A molecular dynamic simulation study of spodumene in saltwater out of Chile, reported the combined adsorption of several alkali and alkaline cations (Li+, Na+, K+, Rb+, Cs+, Mg2+, Ca2+, Sr2+) onto spodumene would hinder fatty acid adsorption at pH 8 [124]. This observation tends to align with observations made in laboratory flotation with real spodumene ores which reported poor recovery and selectivity at high water hardness levels.
Although cationic activator studies do little to discuss selectivity, they can provide insight into the behaviour of oleate interaction.
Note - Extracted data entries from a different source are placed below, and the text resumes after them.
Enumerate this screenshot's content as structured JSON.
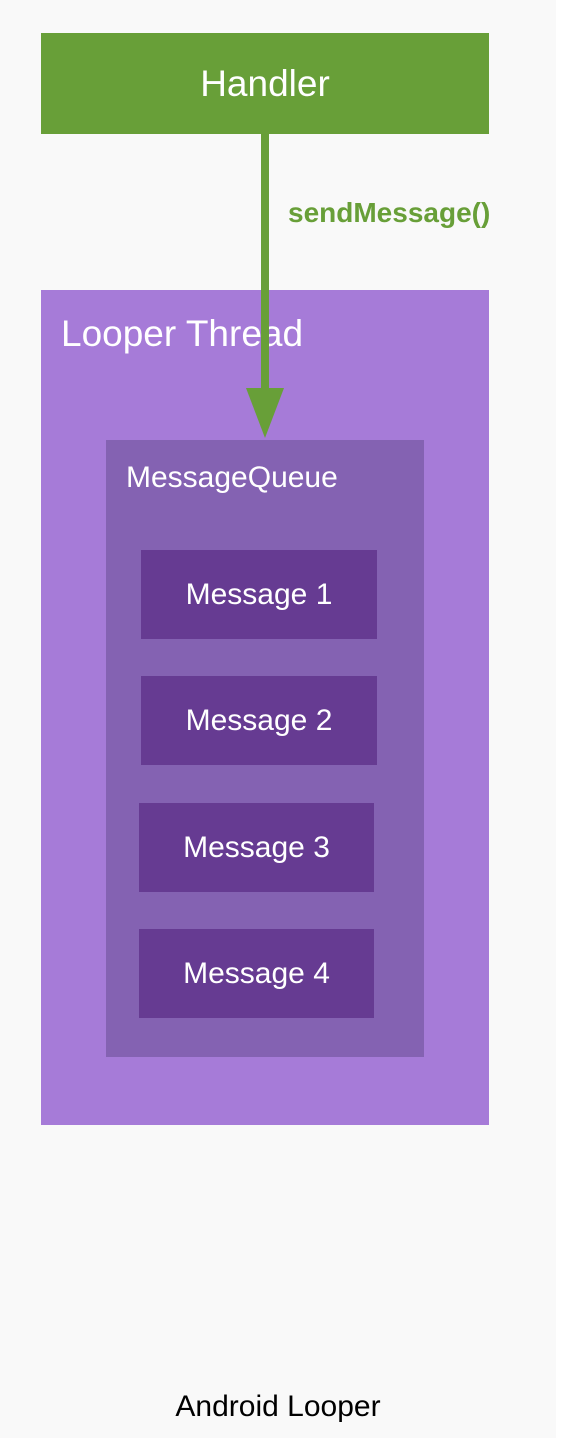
{
  "diagram": {
    "caption": "Android Looper",
    "handler": {
      "label": "Handler"
    },
    "arrow": {
      "label": "sendMessage()"
    },
    "looper_thread": {
      "label": "Looper Thread"
    },
    "message_queue": {
      "label": "MessageQueue",
      "messages": [
        "Message 1",
        "Message 2",
        "Message 3",
        "Message 4"
      ]
    }
  },
  "colors": {
    "handler": "#689f38",
    "looper_thread": "#a67bd8",
    "message_queue": "#8462b2",
    "message": "#663b92",
    "background": "#f9f9f9"
  }
}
Except for the fine fraction in the final example by Filippov, the use of Ca2+ and Mg2+ ions to improve spodumene recovery required an operating pH > 10. At this alkalinity, collector adsorption should occur as chemisorption between the cationic activator and the oleate anion or dimer; and adsorption of the acid–oleate complex is unlikely due to its low concentration at high pH. Interestingly, the improved spodumene recovery with Fe3+ ions reported by Jie et al. [96] resulted in little change in pH when compared to flotation with only oleate, at a slightly alkaline pH between 7 and 8.5. Without activators, there was chemisorption of an acid–oleate complex at the Al3+ surface site, and this same species is likely responsible for interaction with the Fe3+ activators. This is supported by the fact that spodumene and Fe-bearing gangue minerals float under the same conditions with fatty acid collectors.
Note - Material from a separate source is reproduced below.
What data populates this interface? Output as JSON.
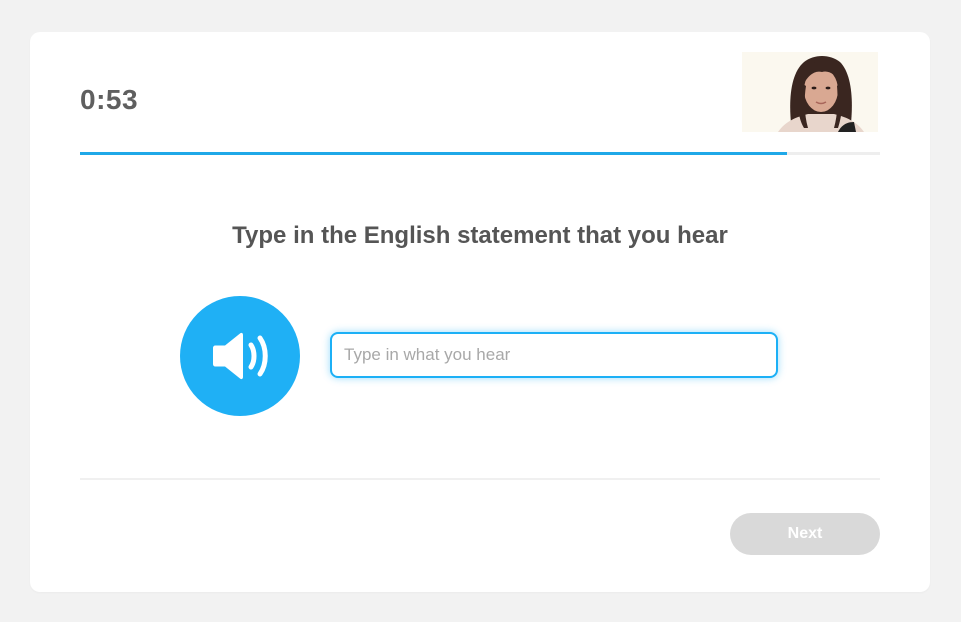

The pH range of oleate chemisorption onto spodumene with different activators suggests the fatty acid–anion complex prefers cationic sites with higher oxidation states like Fe3+ and Al3+, while the anion preferentially interacts with Mg2+ and Ca2+ sites. A closer look at the interaction of different oleate species in other mineral systems with a variety of cationic surface sites supports this conclusion. Research by Jie et al. [125] confirmed the tendency of oleate to adsorb at different cationic metal sites (Mg2+, Ca2+, Fe3+, and Ti3+) on the surfaces of ilmenite (FeTiO3) was pH dependent. The ilmenite samples contained varying amounts of Ca and Mg within the crystal structure and strong oleate adsorption was reported across all pH ranges. At neutral to slightly alkaline pH, oleate adsorption was highest at Fe3+ and Ti3+ sites with high recovery, but as the pH increased, adsorption at Fe3+, and Ti3+ sites decreased and adsorption onto Mg2+ and Ca2+ sites increased; recovery was only maintained for the sample with high Mg and Ca content [126]. This same transition of oleate adsorption site (from Fe3+, and Ti3+ to Mg2+ and Ca2+) at increased pH was also reported by Liu et al. [125].
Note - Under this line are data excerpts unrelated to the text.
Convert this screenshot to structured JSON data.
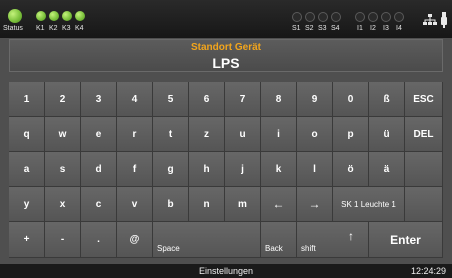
{
  "status_bar": {
    "status_label": "Status",
    "left_indicators": [
      "K1",
      "K2",
      "K3",
      "K4"
    ],
    "right_indicators_s": [
      "S1",
      "S2",
      "S3",
      "S4"
    ],
    "right_indicators_i": [
      "I1",
      "I2",
      "I3",
      "I4"
    ],
    "icons": [
      "status-led",
      "network-icon",
      "usb-icon"
    ],
    "colors": {
      "led_on": "#7dc23d",
      "led_off": "#2a2a2a"
    }
  },
  "header": {
    "destination": "Standort Gerät",
    "value": "LPS",
    "accent_color": "#f2a51c"
  },
  "keyboard": {
    "row1": [
      "1",
      "2",
      "3",
      "4",
      "5",
      "6",
      "7",
      "8",
      "9",
      "0",
      "ß",
      "ESC"
    ],
    "row2": [
      "q",
      "w",
      "e",
      "r",
      "t",
      "z",
      "u",
      "i",
      "o",
      "p",
      "ü",
      "DEL"
    ],
    "row3": [
      "a",
      "s",
      "d",
      "f",
      "g",
      "h",
      "j",
      "k",
      "l",
      "ö",
      "ä"
    ],
    "row4": [
      "y",
      "x",
      "c",
      "v",
      "b",
      "n",
      "m"
    ],
    "arrow_left": "←",
    "arrow_right": "→",
    "suggestion": "SK 1 Leuchte 1",
    "row5": [
      "+",
      "-",
      ".",
      "@"
    ],
    "space": "Space",
    "back": "Back",
    "shift": "shift",
    "shift_arrow": "↑",
    "enter": "Enter"
  },
  "bottom_bar": {
    "title": "Einstellungen",
    "time": "12:24:29"
  }
}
While there is a significant amount of spodumene flotation research available, the evidence indicates that there have been no major changes to the fatty acid flotation process since the 1940s. With the use of NaOH scrubbing, high-density conditioning at longer residence times and higher intensities, and flotation at pH 7.5–8.5, high spodumene recoveries and high-quality concentrate grades can be produced. In contrast, except for Moon and Fuerstenau, most fundamental studies report poor spodumene recovery with NaOl as a replacement for a fatty acid collector. These findings have led to the study of mixed collector systems and cationic activators, that have shown some success, but only in fundamental mineral systems. In real ore systems, these approaches may face issues, particularly since selectivity is reported to be poor with high water hardness and cationic collectors are used in direct flotation of the same gangue silicate minerals found spodumene ores. The differences between findings with fatty acids in real ore flotation and NaOl in fundamental studies suggest that there is a knowledge gap in the current understanding of spodumene flotation. One major area that would benefit from further study is the high-density conditioning stage. The mechanical and chemical components of conditioning likely have a combined effect that are essential to successful spodumene flotation that cannot be captured in NaOl studies. If fundamental studies can explain how collector adsorption occurs in this stage, it could allow for better control of the conditioning stage and greatly benefit developing spodumene projects.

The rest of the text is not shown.